Tuesday, 10 February 2009

Radio stations should stop calling it a natural disaster

Today on TRIPLE M, there have been joyful announcements about the amount of money raised to deal with what already ranks as Australia’s worst ever bushfire disaster. It has been surpassed quite a number of times in North America, e.g. the 1871 Peshtigo fire and the 1825 Miramichi fire. The latter fire got closer to destroying the New Brunswick capital of Frederickton than any fire has got to substantially destroying an Australian capital city – even the 2003 Canberra bushfires or the March 1919 fires near Perth.

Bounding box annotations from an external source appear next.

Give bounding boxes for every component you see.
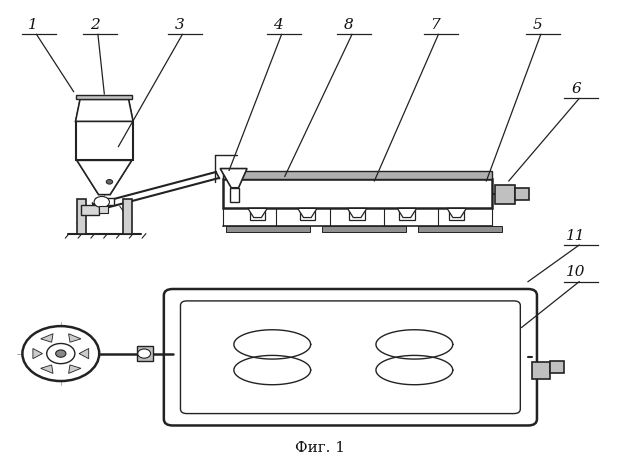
- Bar: [532, 362, 550, 380]
- FancyBboxPatch shape: [164, 289, 537, 425]
- Polygon shape: [397, 208, 417, 218]
- Bar: [81, 205, 99, 215]
- Circle shape: [94, 196, 109, 207]
- Bar: [223, 171, 492, 179]
- Bar: [349, 208, 365, 220]
- Polygon shape: [447, 208, 467, 218]
- Polygon shape: [220, 169, 247, 188]
- Bar: [250, 208, 265, 220]
- Bar: [399, 208, 415, 220]
- Circle shape: [138, 349, 150, 358]
- Text: 2: 2: [90, 18, 100, 32]
- Bar: [449, 208, 465, 220]
- Bar: [322, 226, 406, 232]
- Bar: [495, 185, 515, 204]
- Bar: [95, 198, 114, 205]
- Polygon shape: [79, 349, 89, 359]
- Text: Фиг. 1: Фиг. 1: [295, 441, 345, 455]
- Polygon shape: [41, 365, 53, 373]
- FancyBboxPatch shape: [180, 301, 520, 414]
- Bar: [418, 226, 502, 232]
- Polygon shape: [68, 334, 81, 342]
- Polygon shape: [298, 208, 317, 218]
- Polygon shape: [33, 349, 42, 359]
- Bar: [123, 199, 132, 234]
- Text: 4: 4: [273, 18, 284, 32]
- Bar: [226, 226, 310, 232]
- Text: 6: 6: [571, 82, 581, 96]
- Text: 3: 3: [174, 18, 184, 32]
- Circle shape: [56, 350, 66, 357]
- Polygon shape: [68, 365, 81, 373]
- Bar: [137, 346, 153, 361]
- Polygon shape: [41, 334, 53, 342]
- Text: 1: 1: [28, 18, 38, 32]
- Text: 5: 5: [532, 18, 543, 32]
- Bar: [230, 188, 239, 202]
- Bar: [99, 206, 108, 213]
- Polygon shape: [348, 208, 367, 218]
- Polygon shape: [248, 208, 267, 218]
- Bar: [223, 179, 492, 208]
- Circle shape: [106, 180, 113, 184]
- Polygon shape: [76, 99, 133, 121]
- Bar: [515, 188, 529, 200]
- Text: 10: 10: [566, 265, 586, 279]
- Bar: [550, 361, 564, 373]
- Bar: [77, 199, 86, 234]
- Circle shape: [22, 326, 99, 381]
- Bar: [76, 121, 133, 160]
- Bar: [76, 95, 132, 99]
- Text: 7: 7: [430, 18, 440, 32]
- Bar: [300, 208, 315, 220]
- Polygon shape: [77, 160, 132, 195]
- Circle shape: [47, 344, 75, 364]
- Text: 8: 8: [344, 18, 354, 32]
- Text: 11: 11: [566, 229, 586, 243]
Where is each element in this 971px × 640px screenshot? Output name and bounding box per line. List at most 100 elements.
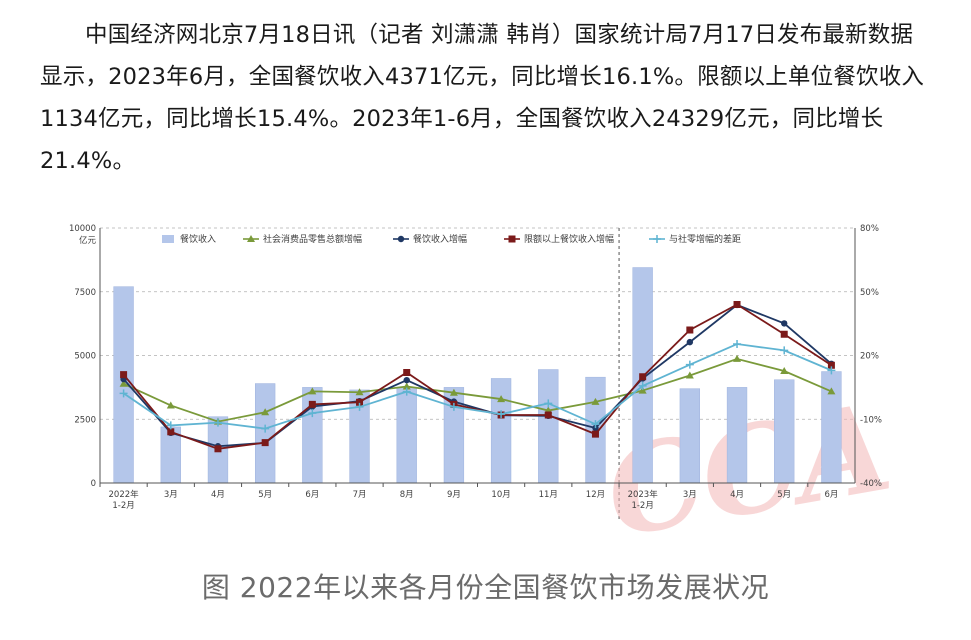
- data-point: [638, 386, 647, 394]
- right-tick-label: 50%: [860, 288, 879, 298]
- data-point: [167, 428, 175, 436]
- data-point: [166, 421, 175, 430]
- legend-label: 社会消费品零售总额增幅: [263, 233, 362, 245]
- x-tick-label: 6月: [305, 490, 319, 500]
- x-tick-label: 3月: [683, 490, 697, 500]
- x-tick-label: 9月: [447, 490, 461, 500]
- catering-chart: CCA 025005000750010000亿元-40%-10%20%50%80…: [69, 224, 900, 532]
- data-point: [639, 373, 647, 381]
- article: 中国经济网北京7月18日讯（记者 刘潇潇 韩肖）国家统计局7月17日发布最新数据…: [40, 14, 935, 182]
- data-point: [308, 387, 317, 395]
- left-tick-label: 2500: [74, 415, 96, 425]
- legend-label: 与社零增幅的差距: [669, 233, 741, 245]
- legend: 餐饮收入 社会消费品零售总额增幅 餐饮收入增幅 限额以上餐饮收入增幅 与社零增幅的差距: [162, 233, 741, 245]
- legend-label: 餐饮收入: [180, 233, 216, 245]
- x-tick-label: 4月: [211, 490, 225, 500]
- x-tick-label: 1-2月: [631, 501, 653, 511]
- data-point: [733, 301, 741, 308]
- bar: [538, 369, 559, 484]
- data-point: [214, 445, 222, 453]
- data-point: [261, 408, 270, 416]
- bar: [254, 383, 276, 484]
- x-tick-label: 11月: [539, 490, 558, 500]
- data-point: [591, 420, 600, 429]
- x-tick-label: 2022年: [109, 489, 140, 500]
- data-point: [308, 409, 317, 418]
- data-point: [261, 439, 269, 447]
- data-point: [638, 381, 647, 390]
- bar: [726, 387, 748, 484]
- data-point: [120, 371, 128, 379]
- right-tick-label: 20%: [860, 352, 879, 362]
- data-point: [355, 388, 364, 396]
- data-point: [686, 338, 694, 346]
- x-tick-label: 1-2月: [112, 501, 134, 511]
- legend-label: 限额以上餐饮收入增幅: [524, 233, 614, 245]
- series-line: [123, 343, 832, 430]
- right-tick-label: -10%: [860, 415, 882, 425]
- x-tick-label: 10月: [491, 490, 510, 500]
- data-point: [166, 401, 175, 409]
- x-tick-label: 5月: [777, 490, 791, 500]
- article-paragraph: 中国经济网北京7月18日讯（记者 刘潇潇 韩肖）国家统计局7月17日发布最新数据…: [40, 22, 925, 174]
- x-tick-label: 2023年: [628, 489, 659, 500]
- data-point: [119, 379, 128, 387]
- right-tick-label: 80%: [860, 224, 879, 234]
- data-point: [653, 235, 661, 243]
- data-point: [686, 326, 694, 334]
- x-tick-label: 3月: [164, 490, 178, 500]
- data-point: [685, 371, 694, 379]
- data-point: [780, 346, 789, 355]
- x-tick-label: 6月: [824, 490, 838, 500]
- data-point: [780, 367, 789, 375]
- bar: [679, 388, 701, 484]
- legend-swatch: [162, 235, 174, 243]
- data-point: [544, 411, 552, 419]
- line-series: [119, 301, 836, 453]
- x-tick-label: 7月: [353, 490, 367, 500]
- data-point: [591, 430, 599, 438]
- data-point: [403, 376, 410, 384]
- data-point: [827, 366, 836, 375]
- left-tick-label: 7500: [74, 288, 96, 298]
- data-point: [261, 424, 270, 433]
- data-point: [685, 360, 694, 369]
- data-point: [497, 395, 506, 403]
- data-point: [355, 402, 364, 411]
- data-point: [827, 387, 836, 395]
- data-point: [356, 398, 364, 406]
- data-point: [508, 235, 516, 243]
- bar: [774, 379, 795, 484]
- left-axis-unit: 亿元: [79, 235, 97, 246]
- legend-label: 餐饮收入增幅: [413, 233, 467, 245]
- series-line: [122, 303, 832, 448]
- data-point: [733, 354, 742, 362]
- data-point: [827, 361, 835, 369]
- data-point: [449, 402, 458, 411]
- data-point: [781, 320, 788, 327]
- grid-lines: [100, 227, 855, 521]
- x-tick-label: 8月: [400, 490, 414, 500]
- left-tick-label: 0: [91, 479, 96, 489]
- left-tick-label: 10000: [69, 224, 96, 234]
- data-point: [733, 340, 742, 349]
- bar: [490, 378, 512, 484]
- data-point: [544, 399, 553, 408]
- x-tick-label: 4月: [730, 490, 744, 500]
- data-point: [247, 235, 255, 242]
- right-tick-label: -40%: [860, 479, 882, 489]
- figure-caption: 图 2022年以来各月份全国餐饮市场发展状况: [201, 571, 770, 604]
- series-line: [123, 357, 832, 423]
- bar: [396, 387, 417, 484]
- data-point: [119, 389, 128, 398]
- data-point: [402, 382, 411, 390]
- data-point: [403, 369, 411, 376]
- bar-series: [113, 267, 842, 484]
- data-point: [780, 330, 788, 338]
- data-point: [213, 418, 222, 427]
- x-tick-label: 12月: [586, 490, 605, 500]
- data-point: [308, 400, 316, 408]
- data-point: [397, 235, 405, 243]
- left-tick-label: 5000: [74, 352, 96, 362]
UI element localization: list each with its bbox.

The problem is that, as I have been saying lately, the current bushfires are not a natural burning of vegetation that occasionally occurs even in wet eucalypt forests. Rather, they are an adjustment to a climate shift that occurred in October 1996 to move vegetation zones poleward or uphill to regions that currently (not before October 1996) have suitable climates.

The point about possible arson and that the frequency of arson is increasing is a question I am willing to discuss, but I will not tolerate dissociation of the basic fact that the fires are an adjustment to global warming that is twelve years and five months late.

The really bad thing, of course, is that even the current bushfires will not be a sufficient adjustment. People are extremely sensibly talking about the prospect of 47˚C or 48˚C days occurring with high winds and fuel even drier than it has been for the past three years. Under such conditions, it would be very easy to imagine such firestorms as are occurring now with not one act of arson.

Whilst I am not ethically opposed to charities to relieve fire victims, if we want to say “polluter pays” then the major carbon dioxide emitters should be the ones to pay the cost of a fire they must be deemed responsible for. It is a pity nobody except me and fringe socialists like GLW are saying anything like this.

During the hottest days, the radio stations were, in contrast to their current over-joyful mood, a little more reasonable about how dreadful the weather was than they usually have been. Perhaps it is unfortunately far too much to ask radio stations to be as blunt about global warming as they ought to be in this situation!